Menu

Filter op
content
PONT Omgeving

Nadat de canon is vastgesteld, moet vervolgens worden bepaald of de canon tussentijds wordt aangepast (bijvoorbeeld indexatie) en/of de canon wordt herzien na een vooraf bepaalde periode of gebeurtenis. Daarnaast kunnen erfverpachter en erfpachter overeenkomen dat de erfpachter bij overdracht of splitsing van het erfpachtrecht een percentage van de verkoopsom aan de erfverpachter verschuldigd is.1

Hierna wordt op deze aspecten ingegaan.

Tussentijdse aanpassing
Om te voorkomen dat de canon elk jaar in reële termen minder waard wordt, is het aan te bevelen om een inflatiecorrectie op te nemen in de voorwaarden. De canon wordt dan aangepast aan de hand van een in de erfpachtovereenkomst nader omschreven indexcijfer. Veelal geschiedt dit aan de hand van het verloop van een CBS-prijsindexcijfer. Het is ook mogelijk om de canon te wijzigen aan de hand van de waarde van de grond, een ander indexcijfer en/of de hoogte van de rente.

Daarnaast kan ervoor worden gekozen om, bijvoorbeeld tegen een hoger canonpercentage, de canon gedurende een bepaalde periode stabiel te laten. Dit laatste is vergelijkbaar met de rentevaste periode bij een hypotheek.

Praktijkvoorbeeld van gemeentelijke voortdurende erfpacht: als de erfpachter gekozen heeft voor een jaarlijkse canonaanpassing wordt de canon elk jaar aangepast op basis van de inflatie minus 1%. Erfpachters hebben ook de mogelijkheid om de canon voor 10 of 25 jaar vast te zetten. In dat geval is een hoger canonpercentage van toepassing, maar blijft de canon stabiel gedurende deze periode. Ook kan de canon in dit voorbeeld op elk gewenst moment worden afgekocht voor de resterende looptijd van het tijdvak. De afkoopsom is afhankelijk van het dan geldende canonpercentage, de grondwaarde op het moment van afkoop en de resterende looptijd van het tijdvak. Na afloop van het tijdvak is opnieuw canon verschuldigd op basis van de dan geldende grondwaarde.

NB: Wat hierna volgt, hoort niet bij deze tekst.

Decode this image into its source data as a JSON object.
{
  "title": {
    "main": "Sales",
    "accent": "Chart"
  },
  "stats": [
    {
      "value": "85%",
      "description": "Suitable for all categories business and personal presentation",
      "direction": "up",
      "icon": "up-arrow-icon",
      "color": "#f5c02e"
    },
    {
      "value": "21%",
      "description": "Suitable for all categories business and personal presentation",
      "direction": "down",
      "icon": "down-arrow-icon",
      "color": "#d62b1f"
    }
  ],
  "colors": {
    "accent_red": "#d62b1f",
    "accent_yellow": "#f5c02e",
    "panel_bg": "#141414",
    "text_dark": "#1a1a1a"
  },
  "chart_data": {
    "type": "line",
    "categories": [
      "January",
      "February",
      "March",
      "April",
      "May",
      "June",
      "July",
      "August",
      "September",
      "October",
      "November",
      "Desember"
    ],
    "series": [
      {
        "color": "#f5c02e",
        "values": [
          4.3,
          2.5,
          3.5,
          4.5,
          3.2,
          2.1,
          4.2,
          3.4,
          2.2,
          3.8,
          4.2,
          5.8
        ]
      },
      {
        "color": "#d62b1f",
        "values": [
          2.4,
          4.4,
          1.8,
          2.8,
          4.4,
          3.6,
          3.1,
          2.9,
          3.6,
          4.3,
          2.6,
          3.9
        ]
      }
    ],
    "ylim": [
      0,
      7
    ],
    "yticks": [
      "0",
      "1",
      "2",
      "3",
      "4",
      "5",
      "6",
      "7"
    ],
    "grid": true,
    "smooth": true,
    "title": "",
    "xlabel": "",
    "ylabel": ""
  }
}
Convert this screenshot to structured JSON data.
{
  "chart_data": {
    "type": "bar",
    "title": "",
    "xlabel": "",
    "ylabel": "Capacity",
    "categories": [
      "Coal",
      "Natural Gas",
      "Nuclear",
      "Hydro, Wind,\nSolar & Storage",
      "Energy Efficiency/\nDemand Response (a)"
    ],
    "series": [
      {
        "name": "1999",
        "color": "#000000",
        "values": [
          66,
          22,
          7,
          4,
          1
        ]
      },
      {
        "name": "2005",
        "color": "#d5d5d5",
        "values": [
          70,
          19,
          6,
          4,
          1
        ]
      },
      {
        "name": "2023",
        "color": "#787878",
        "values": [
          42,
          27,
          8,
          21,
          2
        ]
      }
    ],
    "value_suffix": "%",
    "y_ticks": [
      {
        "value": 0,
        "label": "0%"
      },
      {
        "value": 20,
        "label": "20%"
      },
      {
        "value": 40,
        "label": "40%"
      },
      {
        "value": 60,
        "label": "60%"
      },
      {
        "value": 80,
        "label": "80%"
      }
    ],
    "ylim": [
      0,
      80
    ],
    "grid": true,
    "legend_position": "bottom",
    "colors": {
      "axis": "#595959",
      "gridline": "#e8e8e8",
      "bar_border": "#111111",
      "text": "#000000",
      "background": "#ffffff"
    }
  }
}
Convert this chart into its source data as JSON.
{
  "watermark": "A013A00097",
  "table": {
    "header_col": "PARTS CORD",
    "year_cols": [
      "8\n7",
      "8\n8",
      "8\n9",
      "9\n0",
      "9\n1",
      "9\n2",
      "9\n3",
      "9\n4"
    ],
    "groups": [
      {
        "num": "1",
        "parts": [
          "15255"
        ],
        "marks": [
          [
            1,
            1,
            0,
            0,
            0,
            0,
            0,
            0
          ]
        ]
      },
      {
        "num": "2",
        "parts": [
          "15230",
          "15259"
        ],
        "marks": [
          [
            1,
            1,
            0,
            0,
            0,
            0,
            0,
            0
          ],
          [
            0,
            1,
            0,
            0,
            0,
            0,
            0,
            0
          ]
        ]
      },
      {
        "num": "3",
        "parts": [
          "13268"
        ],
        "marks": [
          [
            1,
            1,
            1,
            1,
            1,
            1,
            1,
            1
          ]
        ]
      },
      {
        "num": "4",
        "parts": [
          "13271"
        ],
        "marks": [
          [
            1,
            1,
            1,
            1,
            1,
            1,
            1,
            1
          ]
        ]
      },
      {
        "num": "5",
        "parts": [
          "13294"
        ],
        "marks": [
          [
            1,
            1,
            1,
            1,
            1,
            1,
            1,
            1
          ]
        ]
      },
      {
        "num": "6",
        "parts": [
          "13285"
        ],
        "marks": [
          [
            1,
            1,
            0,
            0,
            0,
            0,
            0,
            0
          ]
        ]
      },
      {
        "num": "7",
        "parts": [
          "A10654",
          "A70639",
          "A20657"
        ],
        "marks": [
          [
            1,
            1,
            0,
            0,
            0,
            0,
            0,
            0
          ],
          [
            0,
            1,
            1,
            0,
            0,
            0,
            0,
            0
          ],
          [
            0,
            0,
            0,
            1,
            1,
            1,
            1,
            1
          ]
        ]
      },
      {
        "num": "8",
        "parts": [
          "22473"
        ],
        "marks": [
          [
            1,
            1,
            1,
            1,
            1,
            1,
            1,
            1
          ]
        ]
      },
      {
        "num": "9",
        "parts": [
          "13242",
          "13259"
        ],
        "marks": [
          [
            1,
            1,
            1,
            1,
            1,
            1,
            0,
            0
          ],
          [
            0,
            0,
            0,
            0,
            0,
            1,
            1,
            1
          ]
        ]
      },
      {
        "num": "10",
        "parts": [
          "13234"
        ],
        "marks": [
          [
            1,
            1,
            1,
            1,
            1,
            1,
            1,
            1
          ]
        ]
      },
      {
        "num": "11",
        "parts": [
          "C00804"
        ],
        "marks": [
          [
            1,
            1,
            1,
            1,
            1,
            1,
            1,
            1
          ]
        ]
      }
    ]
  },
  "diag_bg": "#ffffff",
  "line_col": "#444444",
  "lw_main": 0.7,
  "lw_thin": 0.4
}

Periodieke canonherziening
Bij voortdurende erfpacht wordt de grondwaarde waar de canon op is gebaseerd periodiek herzien. Ook bij tijdelijke erfpacht wordt doorgaans de canon aangepast na het aflopen van de erfpachtperiode. Partijen kunnen overeenkomen dat de hoogte van de herziene canon wordt bepaald door één of meer deskundige(n).2 Dit kan betekenen dat de erfpachter zich geconfronteerd ziet met een excessieve stijging van de canon na het aflopen van de erfpacht (bij tijdelijke erfpacht) of het tijdvak (bij voortdurende erfpacht). In een soortgelijk geval oordeelde de rechtbank ’s-Gravenhage dat een verhoging van de erfpachtcanon tot veertig maal de waarde van de oude canon, niet in strijd was met de redelijkheid en billijkheid of de algemene beginselen van behoorlijk bestuur.3

Deze uitspraak brengt niet met zich mee dat een bepaling in de erfpachtvoorwaarden, op grond waarvan de canon in de toekomst excessief kan worden verhoogd, in de praktijk door banken wordt geaccepteerd. In de Bancaire richtlijn wordt bijvoorbeeld aangegeven dat de canon na herziening voorspelbaar moet zijn en niet moet leiden tot grote schokken.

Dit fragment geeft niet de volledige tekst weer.